1879 Bulgarian Constituent Assembly election
- 89 of the 230 seats in the Constituent Assembly and Grand National Assembly 116 seats needed for a majority
- This lists parties that won seats. See the complete results below.
| Party |  | Leader | Seats |
|  | Independents | Anthim I | 89 |
| Head of government before | Head of government after |
| Alexander Dondukov-Korsakov Provisional administration (Ind.) | Todor Burmov Burmov (Cons.) |

= 1879 Bulgarian Constituent Assembly election =

Elections were held in Bulgaria between 1 and 30 January 1879 to elect a 89 of the 230 representatives of the Constituent Assembly. It convened in Tarnovo to, as outlined in article 4 of the Treaty of Berlin, draft the constitution of the newly established Principality of Bulgaria, a vassal state of the Ottoman Empire.

==Electoral system==
The Assembly consisted of 117 ex officio members (12 members of the clergy, 105 members of the judiciary and regional councils), 24 appointed by the leader of the provisional government, Alexander Dondukov-Korsakov, and 89 elected MPs.

==Aftermath==
The Assembly convened on 10 February and was in session until 16 April, when it ratified the constitution. The parliament was later transferred to Sofia, which became the capital of the country.

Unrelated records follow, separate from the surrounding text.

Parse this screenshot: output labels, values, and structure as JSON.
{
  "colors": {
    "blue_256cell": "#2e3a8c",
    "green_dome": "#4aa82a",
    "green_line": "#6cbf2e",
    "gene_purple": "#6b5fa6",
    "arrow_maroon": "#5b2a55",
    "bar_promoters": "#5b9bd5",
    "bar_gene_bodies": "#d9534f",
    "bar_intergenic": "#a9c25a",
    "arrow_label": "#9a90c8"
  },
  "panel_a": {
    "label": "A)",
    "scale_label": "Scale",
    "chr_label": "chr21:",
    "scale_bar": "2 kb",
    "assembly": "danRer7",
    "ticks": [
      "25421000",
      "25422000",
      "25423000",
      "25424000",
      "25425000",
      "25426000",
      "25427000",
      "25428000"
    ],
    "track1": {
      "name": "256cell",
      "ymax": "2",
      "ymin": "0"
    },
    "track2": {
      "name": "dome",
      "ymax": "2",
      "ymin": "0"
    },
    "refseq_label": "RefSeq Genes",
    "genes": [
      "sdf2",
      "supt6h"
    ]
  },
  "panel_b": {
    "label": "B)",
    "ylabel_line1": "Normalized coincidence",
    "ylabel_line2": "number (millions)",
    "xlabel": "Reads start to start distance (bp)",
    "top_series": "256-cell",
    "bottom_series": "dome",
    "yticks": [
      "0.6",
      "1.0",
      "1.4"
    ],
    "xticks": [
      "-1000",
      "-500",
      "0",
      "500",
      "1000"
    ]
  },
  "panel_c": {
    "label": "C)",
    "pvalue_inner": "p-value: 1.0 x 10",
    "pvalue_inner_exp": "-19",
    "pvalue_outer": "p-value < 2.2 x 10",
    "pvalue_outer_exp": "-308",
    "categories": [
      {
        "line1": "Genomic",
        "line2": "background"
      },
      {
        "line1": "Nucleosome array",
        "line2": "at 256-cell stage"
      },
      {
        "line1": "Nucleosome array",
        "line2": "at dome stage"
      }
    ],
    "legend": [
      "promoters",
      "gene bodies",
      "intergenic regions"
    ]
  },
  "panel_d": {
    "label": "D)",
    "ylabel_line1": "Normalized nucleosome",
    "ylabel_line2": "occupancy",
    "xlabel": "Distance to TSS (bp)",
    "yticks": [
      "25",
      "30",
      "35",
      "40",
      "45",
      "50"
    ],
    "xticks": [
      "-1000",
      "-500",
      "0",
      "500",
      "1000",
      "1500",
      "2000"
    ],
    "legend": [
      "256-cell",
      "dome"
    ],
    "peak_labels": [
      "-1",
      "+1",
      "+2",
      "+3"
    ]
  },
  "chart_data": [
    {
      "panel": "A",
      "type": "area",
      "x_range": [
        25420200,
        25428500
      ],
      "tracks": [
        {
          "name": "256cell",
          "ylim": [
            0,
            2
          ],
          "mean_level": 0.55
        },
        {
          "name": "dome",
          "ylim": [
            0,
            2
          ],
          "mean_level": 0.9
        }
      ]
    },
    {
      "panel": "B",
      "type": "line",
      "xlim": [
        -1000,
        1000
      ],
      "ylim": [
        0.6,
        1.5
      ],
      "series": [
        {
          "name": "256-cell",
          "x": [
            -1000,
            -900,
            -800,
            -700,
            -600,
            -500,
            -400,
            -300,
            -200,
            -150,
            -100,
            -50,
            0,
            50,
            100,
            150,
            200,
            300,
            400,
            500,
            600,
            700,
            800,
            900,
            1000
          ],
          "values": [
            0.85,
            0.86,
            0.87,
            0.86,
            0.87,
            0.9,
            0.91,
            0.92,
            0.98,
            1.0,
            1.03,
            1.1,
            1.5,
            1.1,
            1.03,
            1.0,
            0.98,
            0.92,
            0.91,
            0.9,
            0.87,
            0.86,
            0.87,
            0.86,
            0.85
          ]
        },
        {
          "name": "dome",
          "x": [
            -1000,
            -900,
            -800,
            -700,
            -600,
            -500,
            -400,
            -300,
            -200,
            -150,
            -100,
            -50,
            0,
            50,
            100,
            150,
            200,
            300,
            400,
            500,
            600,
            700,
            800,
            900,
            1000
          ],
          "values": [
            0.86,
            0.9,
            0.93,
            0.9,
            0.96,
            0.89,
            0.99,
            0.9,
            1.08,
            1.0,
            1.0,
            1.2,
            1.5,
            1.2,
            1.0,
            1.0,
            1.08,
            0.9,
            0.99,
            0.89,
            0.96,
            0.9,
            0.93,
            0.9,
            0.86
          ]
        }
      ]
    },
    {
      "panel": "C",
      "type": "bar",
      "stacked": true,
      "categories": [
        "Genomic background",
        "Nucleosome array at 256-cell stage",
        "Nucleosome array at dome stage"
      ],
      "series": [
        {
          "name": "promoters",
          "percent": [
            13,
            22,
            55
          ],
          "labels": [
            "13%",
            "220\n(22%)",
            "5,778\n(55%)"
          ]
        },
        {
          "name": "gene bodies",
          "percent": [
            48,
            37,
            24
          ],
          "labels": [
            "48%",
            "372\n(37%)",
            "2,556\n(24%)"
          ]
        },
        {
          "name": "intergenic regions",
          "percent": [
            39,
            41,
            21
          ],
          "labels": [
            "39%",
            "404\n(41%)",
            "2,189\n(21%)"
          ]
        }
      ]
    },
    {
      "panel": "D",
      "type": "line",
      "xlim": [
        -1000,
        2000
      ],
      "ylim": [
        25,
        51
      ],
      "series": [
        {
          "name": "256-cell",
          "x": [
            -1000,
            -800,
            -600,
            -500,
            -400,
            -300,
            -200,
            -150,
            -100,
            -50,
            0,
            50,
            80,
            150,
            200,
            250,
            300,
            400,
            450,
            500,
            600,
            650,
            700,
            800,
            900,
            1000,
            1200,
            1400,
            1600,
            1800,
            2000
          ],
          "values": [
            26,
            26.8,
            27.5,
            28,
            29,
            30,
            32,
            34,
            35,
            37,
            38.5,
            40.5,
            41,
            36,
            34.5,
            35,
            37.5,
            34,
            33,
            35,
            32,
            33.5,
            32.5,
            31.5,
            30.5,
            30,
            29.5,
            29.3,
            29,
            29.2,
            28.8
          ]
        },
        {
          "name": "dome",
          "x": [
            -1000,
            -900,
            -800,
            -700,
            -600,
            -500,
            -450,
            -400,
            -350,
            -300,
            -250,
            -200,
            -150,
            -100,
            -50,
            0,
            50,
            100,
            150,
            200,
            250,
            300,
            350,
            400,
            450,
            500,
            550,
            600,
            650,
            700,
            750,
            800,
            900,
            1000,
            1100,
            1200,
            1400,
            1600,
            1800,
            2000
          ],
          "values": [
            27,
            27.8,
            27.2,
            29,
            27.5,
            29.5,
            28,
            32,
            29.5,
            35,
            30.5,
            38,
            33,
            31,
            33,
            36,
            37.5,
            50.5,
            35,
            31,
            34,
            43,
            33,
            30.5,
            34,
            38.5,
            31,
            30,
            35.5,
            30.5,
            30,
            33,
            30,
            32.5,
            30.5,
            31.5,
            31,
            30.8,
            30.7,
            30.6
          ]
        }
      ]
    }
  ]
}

The constitution was very democratic for its time, with a strong legislature, support for which saw the first political divisions between Liberals and Conservatives.

As the constitution came into effect, the Constituent Assembly dissolved itself and its members became members of the I Grand National Assembly, tasked with electing the country's monarch. Three candidates were proposed: Pricne Reuss, Prince Valdemar of Denmark and Prince Alexander of Battenberg. As per a secret agreement between Russia and the European Great Powers, Battenberg was chosen, with a large majority. Dondukov-Korsakov then dissolved the Grand National Assembly on 18 April. According to some sources, the Assembly was in session until 26 June, when Battenberg arrived in Tarnovo to swear to defend the new constitution, but no records of sessions after 18 April have been found. The country's first government was appointed on 5 July, consisting entirely of conservatives.